The fact is we all need houses to live, healthcare and education (if we are young or have kids), we all use our local services such as bins, police etc. We all want to be paid a fair wage and be able to live in a reasonable way. We cannot say migration has 'no' effect, much the same as we can't say that people living longer or having more kids has 'no' effect. What we need to actually know from our government is how much money for these things is there, what they are doing to raise more money (ie. sorting the tax dodgers), what infrastructure they are going to provide or how they are going to solve problems when they occur (how for example are they going to up the numbers of GPs?). Level and quality of migration are part of the whole picture, just as much as planning for dementia services. We study patterns emerging and when say dementia starts to increase we may put more resources into that.

I think this whole question has become a battleground of saying that either all migration is good or bad. It isn't one or the other, it's a very mixed bag and it's effects on you will depend on where you live, income and general status in life. Nobody's experience is the whole and no one's is invalid just because someone else has a different experience.

formerbabe · 01/12/2016 13:31

People talk about the EU and the single market like it's perfectly ordinary and has always been like that. It's not. Its a relatively new thing in terms of history. I view it as a political experiment that hasn't worked.

Elendon · 01/12/2016 13:32

Why would half a million people from the EU want to come here? WHY?

Can someone please explain this to me?

DoinItFine · 01/12/2016 13:32

Why do Europeans get preferential treatment over Africans. Asians, Australians and Americans?

They don't.

People from countries within the EU are subject to different rules from those without.

Trying to pretend that's racist is pretty weak.

This is why this stuff shouldn't be debated places like this

Yes, we need laws to regulate discussion.

Fascism is just not coming quickly enough.

Elendon · 01/12/2016 13:34

Most people in the UK, outside of major cities, live in areas that are upside down triangles; i.e. they are top heavy in the over 55s.

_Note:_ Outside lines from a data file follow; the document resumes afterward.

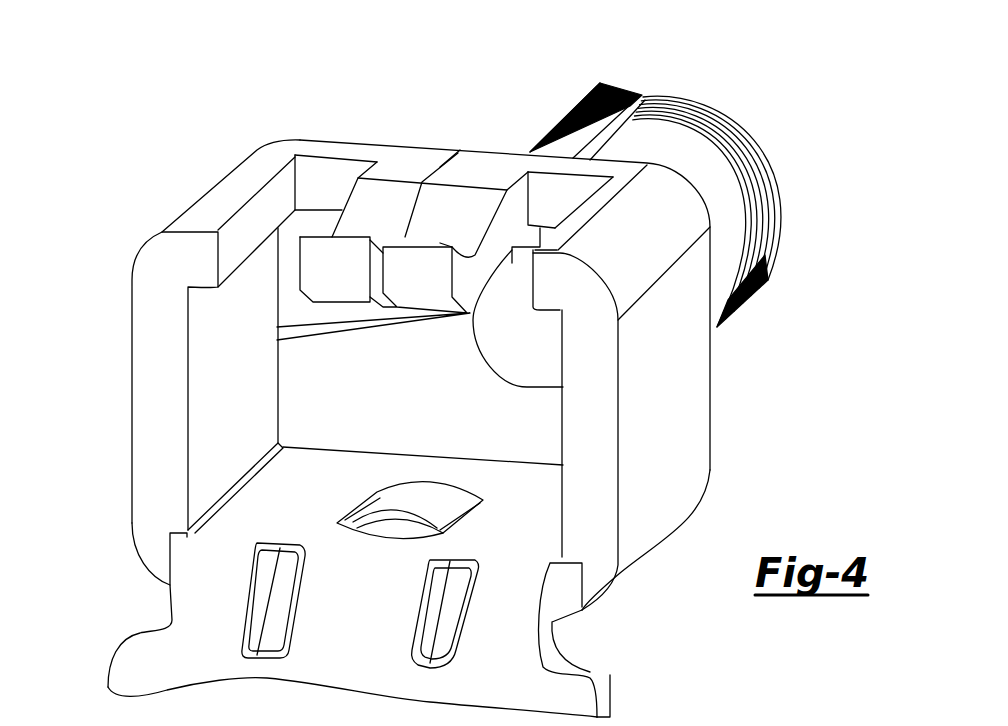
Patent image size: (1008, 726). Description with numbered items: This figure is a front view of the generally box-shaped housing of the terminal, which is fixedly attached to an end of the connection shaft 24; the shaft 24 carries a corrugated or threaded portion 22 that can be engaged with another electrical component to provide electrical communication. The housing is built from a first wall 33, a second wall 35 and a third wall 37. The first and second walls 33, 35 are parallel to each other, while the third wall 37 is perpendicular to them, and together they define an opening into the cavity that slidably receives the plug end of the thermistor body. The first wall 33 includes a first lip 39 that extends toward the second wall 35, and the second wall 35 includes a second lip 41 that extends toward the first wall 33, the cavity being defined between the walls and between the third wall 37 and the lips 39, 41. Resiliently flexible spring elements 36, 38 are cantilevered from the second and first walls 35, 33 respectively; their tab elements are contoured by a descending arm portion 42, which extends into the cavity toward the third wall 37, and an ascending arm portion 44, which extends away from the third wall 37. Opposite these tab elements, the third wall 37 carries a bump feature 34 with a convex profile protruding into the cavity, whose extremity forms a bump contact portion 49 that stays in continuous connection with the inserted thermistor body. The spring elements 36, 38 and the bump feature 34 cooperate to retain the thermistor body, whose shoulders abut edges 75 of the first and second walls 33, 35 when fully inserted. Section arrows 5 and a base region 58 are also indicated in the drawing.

The section line 5- 5 is at (115, 315).
The threaded portion 22 is at (693, 118).
The connection shaft 24 is at (600, 83).
The first wall 33 is at (247, 365).
The bump feature 34 is at (403, 460).
The second wall 35 is at (677, 440).
The first spring element 36 is at (507, 134).
The third wall 37 is at (267, 527).
The second spring element 38 is at (403, 130).
The first lip 39 is at (243, 220).
The second lip 41 is at (560, 290).
The descending arm portion 42 is at (453, 207).
The ascending arm portion 44 is at (413, 303).
The bump contact portion 49 is at (443, 490).
The base plate 58 is at (597, 687).
The edges 75 is at (153, 452).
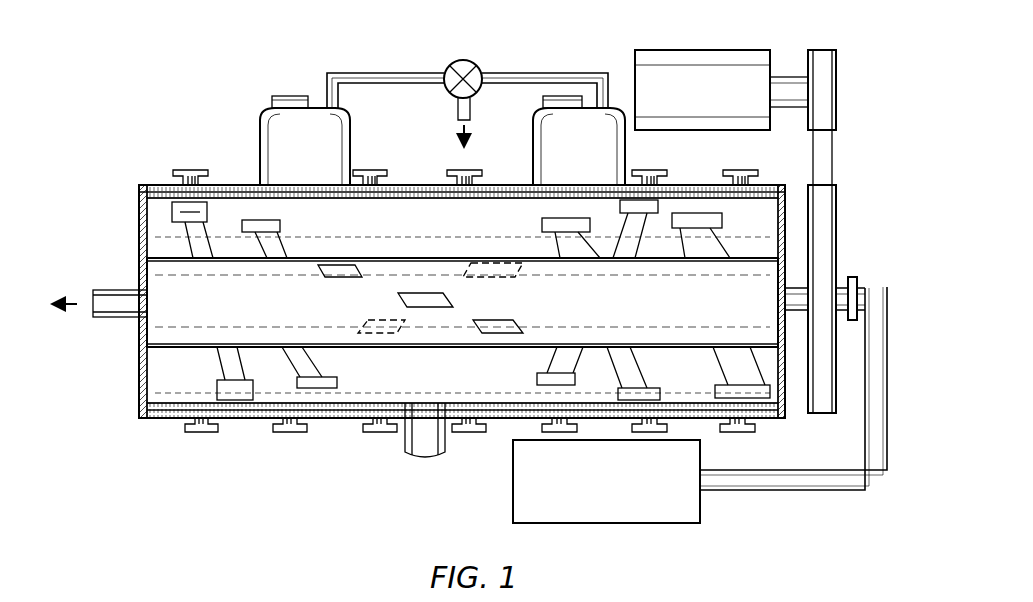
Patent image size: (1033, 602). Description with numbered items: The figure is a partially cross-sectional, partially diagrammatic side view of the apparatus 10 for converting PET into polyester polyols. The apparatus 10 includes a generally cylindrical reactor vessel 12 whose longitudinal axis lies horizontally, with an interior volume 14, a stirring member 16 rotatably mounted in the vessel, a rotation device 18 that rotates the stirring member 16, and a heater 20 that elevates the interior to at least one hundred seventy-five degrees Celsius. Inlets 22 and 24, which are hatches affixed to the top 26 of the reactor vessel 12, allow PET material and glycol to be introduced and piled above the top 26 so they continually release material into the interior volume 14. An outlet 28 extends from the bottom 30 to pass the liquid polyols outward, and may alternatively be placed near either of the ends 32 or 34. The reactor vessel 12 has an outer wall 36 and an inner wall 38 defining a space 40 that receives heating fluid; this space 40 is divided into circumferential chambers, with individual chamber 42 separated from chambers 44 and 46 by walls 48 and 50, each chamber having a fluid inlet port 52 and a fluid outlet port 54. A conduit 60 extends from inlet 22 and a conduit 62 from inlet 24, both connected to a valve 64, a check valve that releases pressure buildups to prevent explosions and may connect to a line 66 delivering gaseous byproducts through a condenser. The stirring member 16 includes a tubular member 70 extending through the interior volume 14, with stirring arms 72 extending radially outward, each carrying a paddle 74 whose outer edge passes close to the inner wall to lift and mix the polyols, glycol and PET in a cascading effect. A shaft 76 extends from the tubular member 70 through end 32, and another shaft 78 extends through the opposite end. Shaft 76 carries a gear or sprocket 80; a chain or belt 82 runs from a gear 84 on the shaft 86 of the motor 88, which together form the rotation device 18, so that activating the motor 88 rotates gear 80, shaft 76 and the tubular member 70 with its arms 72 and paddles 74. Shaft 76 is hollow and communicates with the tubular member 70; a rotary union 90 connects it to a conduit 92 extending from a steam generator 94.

justicewomen · 01/12/2016 13:34

Again the figures re in-work benefits are trivial compered to the economic benefits of allowing migration.

Immigrants were reported to have contributed more than £3bn in income taxes, while claiming roughly £0.5bn in benefits. The OBR (which I quoted above) said reduction in migration will cost us 6 billion per year.

See www.newstatesman.com/politics/welfare/2016/06/how-much-do-benefits-paid-eu-migrants-cost-britain

formerbabe · 01/12/2016 13:38

Fascism is just not coming quickly enough

Plenty of racism and facism in mainland Europe which was one of the reasons I wanted to leave the EU.

The UK is one of the more tolerant countries in the EU. Racism is mainland Europe is quite frankly terrifying.

justicewomen · 01/12/2016 13:39

Formerbabe
The single market cannot be described as a failed experiment. In trading terms it is so much better than the alternatives.

See the evidence in the FT:

"A Treasury paper found that trade in goods was 73 per cent higher between EU member states than would have been the case in a free trade area, while trade in services was 16 per cent greater. This is because while there are no tariffs in a free-trade agreement other barriers remain.

A similar type of analysis by the OECD looking at membership of the European Economic Area, which includes full single market access, said trade in goods was 60 per cent higher than if trading partners simply relied on World Trade Organisation rules."

www.ft.com/content/1688d0e4-15ef-11e6-b197-a4af20d5575e

formerbabe · 01/12/2016 13:39

*£3bn in income taxes, while claiming roughly £0.5bn in benefits"

Is that out of work benefits or does it include in work benefits?